Baba Kuruş, yaşadığı süre içerisinde 141 tay, Baba Sa’d ise 147 tayın dünyaya gelmesini sağlamıştır.

baba-kurus.png

TÜRKİYE'DE ARAP ATÇILIĞINDA 6 AYGIR SÜLALESİ VAR

Atlar için yapılan anıt mezarların ülkemizde ilk ve tek olma özelliğini taşıdığını kaydeden, TİGEM müdürü "Türkiye’deki Arap atçılığında kullanılan 6 aygır sülalesi vardır. Sad, Hilal-ü Zaman, Kuruş, Berk, Alkuruş ve Seklavidir. Türkiye'de 6 aygır kan hattı var. Bu hatlardan ikisi, Kuruş ve Sad'dır. Örneğin Kuruş hattından gelen en iyi yarış atları arasında Yalnız Efe, Sergen, Tamerin Oğlu gibi atlar vardır. Sad sülalesi de Türkiye'deki en başarılı ve en hızlı yarış atı sülalesidir. Kafkaslı, İzbatur, Ayabakan gibi çok büyük şampiyonlar vermiştir. TİGEM'e gelen ziyaretçiler, Baba Kuruş ve Baba Sad mezarları tabelasını görünce ilk olarak burada atların mezarı olduğunu düşünmüyorlar. Sonra mezar taşını okuyunca gerçeğin farkına varıyorlar ve şaşırıyorlar" dedi.

"KURUŞ YATTI KALKMAZ, HARA MÜDÜRÜ MÜMTAZ"

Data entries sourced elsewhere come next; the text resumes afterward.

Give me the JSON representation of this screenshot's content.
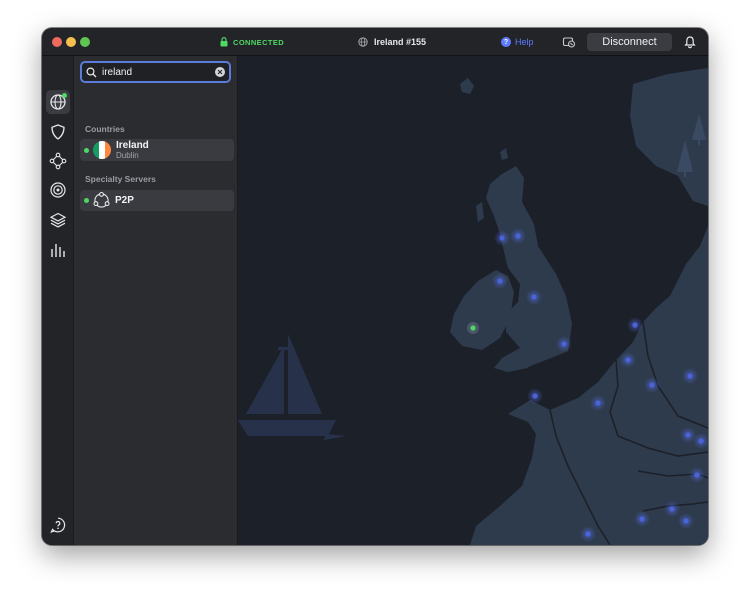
{
  "titlebar": {
    "status": "CONNECTED",
    "server": "Ireland #155",
    "help": "Help",
    "disconnect": "Disconnect"
  },
  "sidebar_rail": {
    "items": [
      "globe-icon",
      "shield-icon",
      "meshnet-icon",
      "target-icon",
      "layers-icon",
      "stats-icon"
    ],
    "bottom_items": [
      "support-icon",
      "settings-icon"
    ]
  },
  "search": {
    "value": "ireland"
  },
  "sections": {
    "countries": "Countries",
    "specialty": "Specialty Servers"
  },
  "results": {
    "country": {
      "name": "Ireland",
      "city": "Dublin"
    },
    "specialty": {
      "name": "P2P"
    }
  },
  "map": {
    "zoom_out": "−",
    "zoom_in": "+"
  },
  "colors": {
    "accent_blue": "#5c7bff",
    "connected_green": "#4cd964",
    "map_sea": "#1c2029",
    "map_land": "#2e3b4d",
    "server_pin": "#4a63d9"
  }
}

Öyle ki o dönemlerde Baba Kuruş'un ölümhaberinin Ankara'daki yetkililere nasılhaberverildiğine ilişkin bir hikaye yıllardır anlatılır:

"Rivayete göre 'Baba Kuruş' İsmet İnönü'nün, bir rivayete göre de o dönemin Tarım Bakanının sevdiği atlardan biri. 1945 yılında Baba Kuruş rahatsızlanıyor. O dönemde de haraya Mümtaz Bey isimli bir müdür bakıyor. Sürekli Mümtaz Bey'den Baba Kuruş'un sağlık durumu ile ilgili Ankara'dan bilgi alınıyor. Ankara'dan da sürekli, 'Mutlaka Baba Kuruş'u iyileştirin. Sakın bize öldüğünü söylemeyin' diye uyarılar yapılıyor. Ancak hak tecelli ediyor ve Baba Kuruş ölüyor. Herkes düşünüyor, 'bu ölümhaberini Ankara'ya nasıl veririz' diye. Uzun bir düşünme sürecinden sonra Hara Müdürü Mümtaz Bey telgrafın başına geçip kısa bir not yazıyor ve notta şunları belirtiyor: 'Kuruş yattı kalkmaz, hara müdürü Mümtaz.' Baba Kuruş'un ölümhaberini Ankara'nın bu şekilde alması ise o dönemlerden bugüne değin anlatılan en önemli hikayelerden biridir."